Exemplo de escarotomia em tórax e abdômen anterior. Fonte: PR39: Escharotomy
Exemplo de escarotomia em tórax e abdômen anterior. Fonte: PR39: Escharotomy

A drenagem por cateter percutâneo pode ser uma opção para casos de SCA relacionados a um aumento de volume fora de alças intestinais, sendo uma abordagem menos invasiva em comparação à laparotomia cirúrgica e pode ser utilizada temporariamente caso a descompressão cirúrgica não seja imediata. 
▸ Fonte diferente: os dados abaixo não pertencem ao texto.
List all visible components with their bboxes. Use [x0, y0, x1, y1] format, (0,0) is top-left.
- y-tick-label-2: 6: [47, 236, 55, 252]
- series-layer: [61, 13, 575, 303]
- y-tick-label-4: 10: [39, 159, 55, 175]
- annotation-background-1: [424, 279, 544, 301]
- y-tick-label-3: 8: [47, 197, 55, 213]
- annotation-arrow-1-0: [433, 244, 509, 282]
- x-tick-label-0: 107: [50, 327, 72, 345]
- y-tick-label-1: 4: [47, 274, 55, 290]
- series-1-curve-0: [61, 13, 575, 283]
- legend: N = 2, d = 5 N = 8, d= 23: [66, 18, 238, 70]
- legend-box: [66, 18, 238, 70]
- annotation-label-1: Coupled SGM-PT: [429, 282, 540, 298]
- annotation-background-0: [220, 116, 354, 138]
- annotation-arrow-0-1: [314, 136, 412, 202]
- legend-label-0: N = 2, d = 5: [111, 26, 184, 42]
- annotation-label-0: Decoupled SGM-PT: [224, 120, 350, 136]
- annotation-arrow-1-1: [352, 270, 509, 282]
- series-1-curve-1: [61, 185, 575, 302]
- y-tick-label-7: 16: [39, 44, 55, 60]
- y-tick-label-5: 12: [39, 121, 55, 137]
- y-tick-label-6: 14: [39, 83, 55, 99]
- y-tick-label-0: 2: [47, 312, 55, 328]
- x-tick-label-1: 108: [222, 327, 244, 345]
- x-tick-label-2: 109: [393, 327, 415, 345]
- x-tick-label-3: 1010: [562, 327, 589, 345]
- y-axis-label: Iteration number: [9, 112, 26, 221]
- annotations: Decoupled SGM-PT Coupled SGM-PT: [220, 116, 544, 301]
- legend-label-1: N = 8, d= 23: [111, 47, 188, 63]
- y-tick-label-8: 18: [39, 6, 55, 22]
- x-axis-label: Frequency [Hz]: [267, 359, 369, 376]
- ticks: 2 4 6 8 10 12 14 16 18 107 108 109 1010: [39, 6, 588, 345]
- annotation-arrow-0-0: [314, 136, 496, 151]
Possíveis complicações da descompressão cirúrgica são: o risco de formação de fístulas, perda de proteínas através do dreno de líquido peritoneal, desenvolvimento de hérnia na parede abdominal e infecção da ferida. Não há consenso sobre o momento ideal para realizar a descompressão cirúrgica, mas geralmente é considerada quando outras estratégias conservadoras não resultam na melhora do quadro do paciente.

Conclusão

A Síndrome Compartimental Abdominal (SCA) resulta do aumento excessivo da pressão dentro da cavidade abdominal, impactando diversos sistemas do corpo. Sua avaliação exige medições precisas da pressão intra-abdominal (PIA) e consideração dos fatores de risco e sintomas clínicos. O tratamento envolve estratégias conservadoras, como descompressão nasogástrica, retal ou endoscópica, preferíveis à descompressão cirúrgica, reservada para casos de falha terapêutica ou casos mais exuberantes.